Positive results from the ongoing DESTINY-PanTumor02 phase 2 trial (ClinicalTrials.gov Identifier: NCT04482309) * confirms that trastuzumab deruxtecan ([fam-trastuzumab deruxtecan-nxki in the U.S. only] Enhertu®; Daiichi Sankyo and AstraZeneca) continues to demonstrate clinically meaningful and durable responses, leading to a clinically meaningful survival benefit in previously treated patients across multiple human epidermal growth factor receptor 2 (HER2) expressing advanced solid tumors.

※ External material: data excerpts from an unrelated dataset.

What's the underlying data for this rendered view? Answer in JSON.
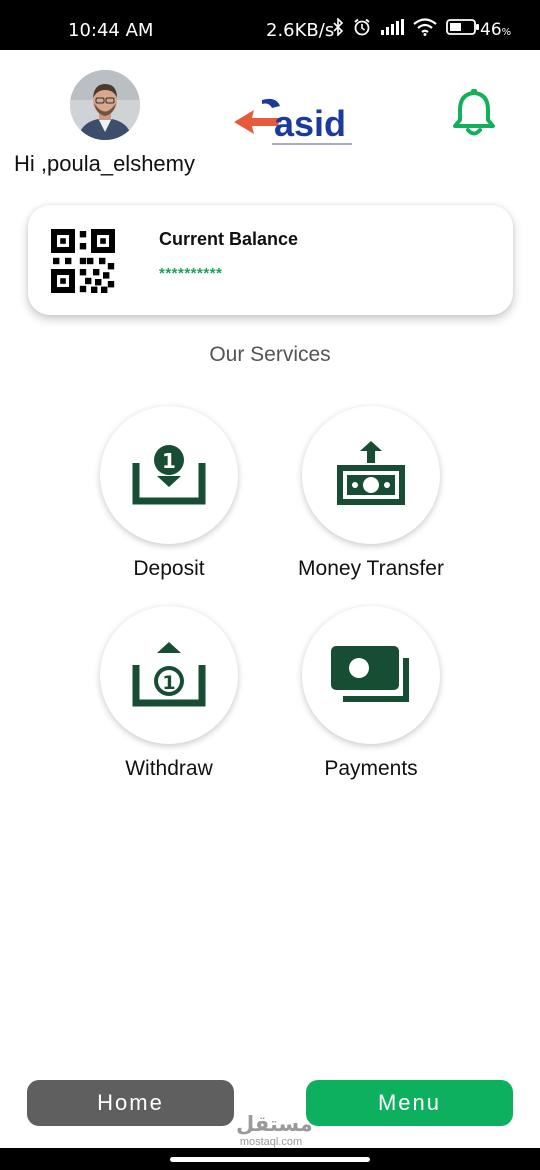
{
  "status_bar": {
    "time": "10:44 AM",
    "network_speed": "2.6KB/s",
    "battery": "46",
    "battery_unit": "%",
    "icons": [
      "bluetooth-icon",
      "alarm-icon",
      "signal-icon",
      "wifi-icon",
      "battery-icon"
    ]
  },
  "header": {
    "greeting": "Hi ,poula_elshemy",
    "logo_text": "asid",
    "logo_colors": {
      "primary": "#1b3a9c",
      "arrow": "#e85a3c"
    },
    "bell_color": "#12b05a"
  },
  "balance": {
    "title": "Current Balance",
    "value": "**********",
    "value_color": "#1aa35a"
  },
  "services": {
    "title": "Our Services",
    "icon_color": "#174d33",
    "items": [
      {
        "label": "Deposit",
        "icon": "deposit-icon"
      },
      {
        "label": "Money Transfer",
        "icon": "money-transfer-icon"
      },
      {
        "label": "Withdraw",
        "icon": "withdraw-icon"
      },
      {
        "label": "Payments",
        "icon": "payments-icon"
      }
    ]
  },
  "bottom_nav": {
    "home_label": "Home",
    "menu_label": "Menu",
    "home_color": "#5f5f5f",
    "menu_color": "#0db05f"
  },
  "watermark": {
    "arabic": "مستقل",
    "latin": "mostaql.com"
  }
}
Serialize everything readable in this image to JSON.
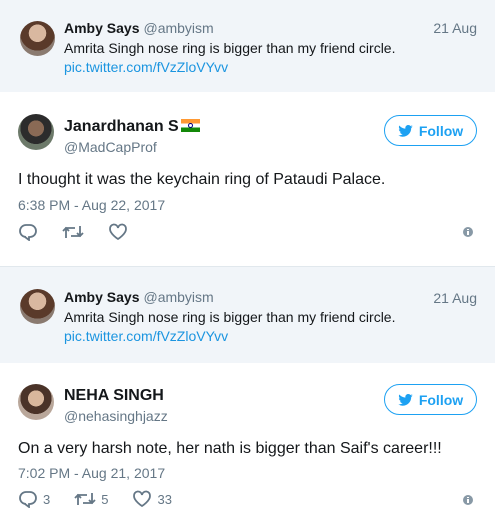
{
  "quote1": {
    "name": "Amby Says",
    "handle": "@ambyism",
    "date": "21 Aug",
    "text": "Amrita Singh nose ring is bigger than my friend circle.",
    "link": "pic.twitter.com/fVzZloVYvv"
  },
  "tweet1": {
    "name": "Janardhanan S",
    "handle": "@MadCapProf",
    "follow_label": "Follow",
    "text": "I thought it was the keychain ring of Pataudi Palace.",
    "time": "6:38 PM - Aug 22, 2017"
  },
  "quote2": {
    "name": "Amby Says",
    "handle": "@ambyism",
    "date": "21 Aug",
    "text": "Amrita Singh nose ring is bigger than my friend circle.",
    "link": "pic.twitter.com/fVzZloVYvv"
  },
  "tweet2": {
    "name": "NEHA SINGH",
    "handle": "@nehasinghjazz",
    "follow_label": "Follow",
    "text": "On a very harsh note, her nath is bigger than Saif's career!!!",
    "time": "7:02 PM - Aug 21, 2017",
    "replies": "3",
    "retweets": "5",
    "likes": "33"
  },
  "icons": {
    "reply": "reply-icon",
    "retweet": "retweet-icon",
    "like": "heart-icon",
    "info": "info-icon",
    "twitter": "twitter-bird-icon",
    "flag": "india-flag-icon"
  },
  "colors": {
    "accent": "#1da1f2",
    "link": "#1b95e0",
    "secondary_text": "#657786",
    "quote_bg": "#f1f5f9"
  }
}
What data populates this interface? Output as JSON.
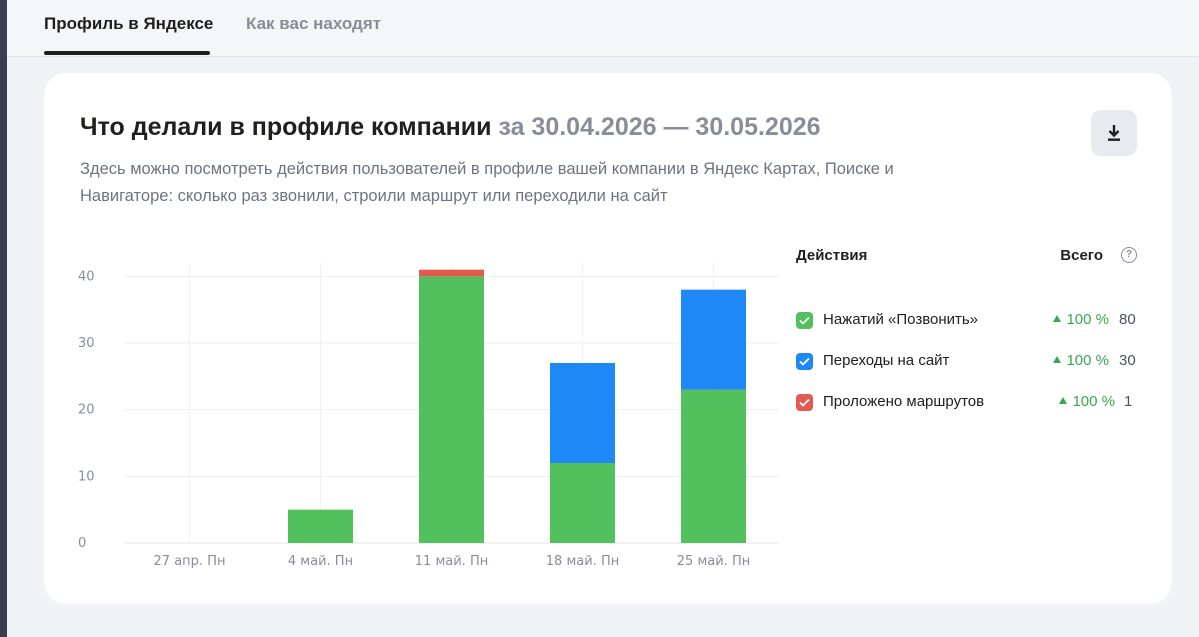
{
  "tabs": [
    {
      "label": "Профиль в Яндексе",
      "active": true
    },
    {
      "label": "Как вас находят",
      "active": false
    }
  ],
  "card": {
    "title": "Что делали в профиле компании",
    "period": "за 30.04.2026 — 30.05.2026",
    "description": "Здесь можно посмотреть действия пользователей в профиле вашей компании в Яндекс Картах, Поиске и Навигаторе: сколько раз звонили, строили маршрут или переходили на сайт",
    "download_icon": "download-icon"
  },
  "legend": {
    "header_actions": "Действия",
    "header_total": "Всего",
    "help_icon": "?",
    "items": [
      {
        "label": "Нажатий «Позвонить»",
        "change": "100 %",
        "total": "80",
        "color": "#52c05c",
        "checked": true
      },
      {
        "label": "Переходы на сайт",
        "change": "100 %",
        "total": "30",
        "color": "#1e88f6",
        "checked": true
      },
      {
        "label": "Проложено маршрутов",
        "change": "100 %",
        "total": "1",
        "color": "#e35b4f",
        "checked": true
      }
    ]
  },
  "chart_data": {
    "type": "bar",
    "stacked": true,
    "categories": [
      "27 апр. Пн",
      "4 май. Пн",
      "11 май. Пн",
      "18 май. Пн",
      "25 май. Пн"
    ],
    "series": [
      {
        "name": "Нажатий «Позвонить»",
        "color": "#52c05c",
        "values": [
          0,
          5,
          40,
          12,
          23
        ]
      },
      {
        "name": "Переходы на сайт",
        "color": "#1e88f6",
        "values": [
          0,
          0,
          0,
          15,
          15
        ]
      },
      {
        "name": "Проложено маршрутов",
        "color": "#e35b4f",
        "values": [
          0,
          0,
          1,
          0,
          0
        ]
      }
    ],
    "yticks": [
      0,
      10,
      20,
      30,
      40
    ],
    "ylim": [
      0,
      42
    ],
    "grid": true
  }
}
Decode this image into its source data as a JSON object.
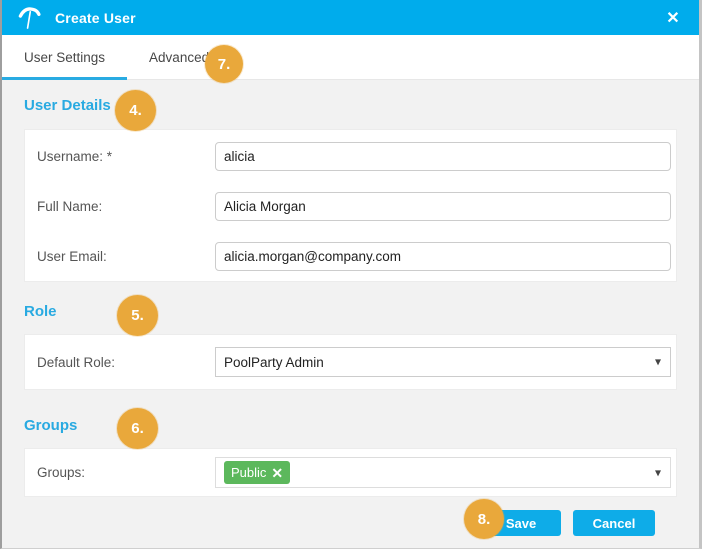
{
  "dialog": {
    "title": "Create User",
    "logo_icon": "poolparty-umbrella-icon",
    "close_icon": "✕"
  },
  "tabs": [
    {
      "label": "User Settings",
      "active": true
    },
    {
      "label": "Advanced",
      "active": false
    }
  ],
  "badges": {
    "user_details": "4.",
    "role": "5.",
    "groups": "6.",
    "advanced": "7.",
    "footer": "8."
  },
  "sections": {
    "user_details": {
      "heading": "User Details",
      "fields": [
        {
          "label": "Username: *",
          "value": "alicia"
        },
        {
          "label": "Full Name:",
          "value": "Alicia Morgan"
        },
        {
          "label": "User Email:",
          "value": "alicia.morgan@company.com"
        }
      ]
    },
    "role": {
      "heading": "Role",
      "label": "Default Role:",
      "selected_value": "PoolParty Admin"
    },
    "groups": {
      "heading": "Groups",
      "label": "Groups:",
      "tag": "Public",
      "tag_remove_icon": "✕"
    }
  },
  "icons": {
    "caret": "▾"
  },
  "footer": {
    "save_label": "Save",
    "cancel_label": "Cancel"
  },
  "colors": {
    "header_bg": "#00acec",
    "accent_cyan": "#29aae1",
    "button_bg": "#0eace8",
    "badge_orange": "#e9a83b",
    "tag_green": "#5cb85c",
    "body_bg": "#f2f2f2"
  }
}
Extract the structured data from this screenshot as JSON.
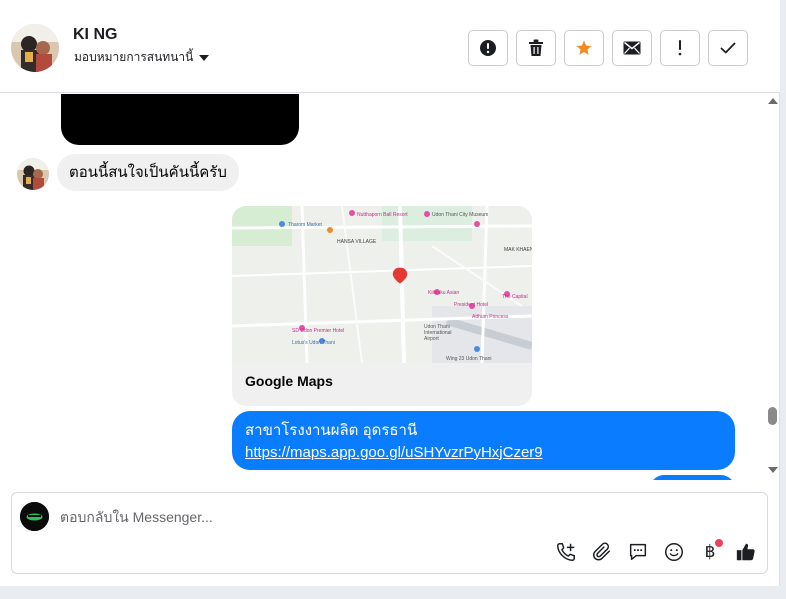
{
  "header": {
    "contact_name": "KI NG",
    "assign_label": "มอบหมายการสนทนานี้",
    "actions": [
      {
        "icon": "alert-circle-icon",
        "name": "mark-spam-button"
      },
      {
        "icon": "trash-icon",
        "name": "delete-button"
      },
      {
        "icon": "star-icon",
        "name": "star-button",
        "color": "#f28c1e"
      },
      {
        "icon": "envelope-icon",
        "name": "mark-unread-button"
      },
      {
        "icon": "exclamation-icon",
        "name": "follow-up-button"
      },
      {
        "icon": "check-icon",
        "name": "mark-done-button"
      }
    ]
  },
  "messages": {
    "incoming_text": "ตอนนี้สนใจเป็นคันนี้ครับ",
    "map_card": {
      "caption": "Google Maps",
      "map_labels": [
        "Nutthaporn Ball Resort",
        "Udon Thani City Museum",
        "Thung Si Muang",
        "Tharom Market",
        "HANSA VILLAGE",
        "MAK KHAENG",
        "Kiilauku Asian Udon Thani",
        "The Capital Hotel",
        "President Hotel",
        "Atthum Princess Hotel",
        "Udon Thani International Airport",
        "Lotus's Udon Thani",
        "SD Udon Premier Hotel",
        "Wing 23 Udon Thani"
      ]
    },
    "outgoing_title": "สาขาโรงงานผลิต อุดรธานี",
    "outgoing_link": "https://maps.app.goo.gl/uSHYvzrPyHxjCzer9"
  },
  "composer": {
    "placeholder": "ตอบกลับใน Messenger...",
    "tools": [
      {
        "icon": "add-call-icon"
      },
      {
        "icon": "paperclip-icon"
      },
      {
        "icon": "chat-template-icon"
      },
      {
        "icon": "emoji-icon"
      },
      {
        "icon": "baht-payment-icon",
        "glyph": "฿"
      },
      {
        "icon": "thumbs-up-icon"
      }
    ]
  },
  "colors": {
    "brand_blue": "#0a7cff",
    "star_orange": "#f28c1e",
    "notification_red": "#e8435a"
  }
}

These results, which include the first progression-free survival (PFS) and overall survival (OS) findings reported from the trial, were presented as a late-breaking mini-oral session (LBA34) at the annual meeting of the European Society for Medical Oncology (#ESMO23) being held October 20 – 24, 2023 in Madrid, Spain, and simultaneously published in the Journal of Clinical Oncology.

HER2 in Sold Tumors
HER2 is a tyrosine kinase receptor growth-promoting protein expressed on the surface of various tissue cells throughout the body and is involved in normal cell growth.[1][2]

As a well-recognized mediator of the cancerogenic process, the dysregulated of HER2 is observed in a wide range of solid tumors, including, but not limited, via protein overexpression and/or gene amplification, making HER2 an attractive target for tailored treatment. [3]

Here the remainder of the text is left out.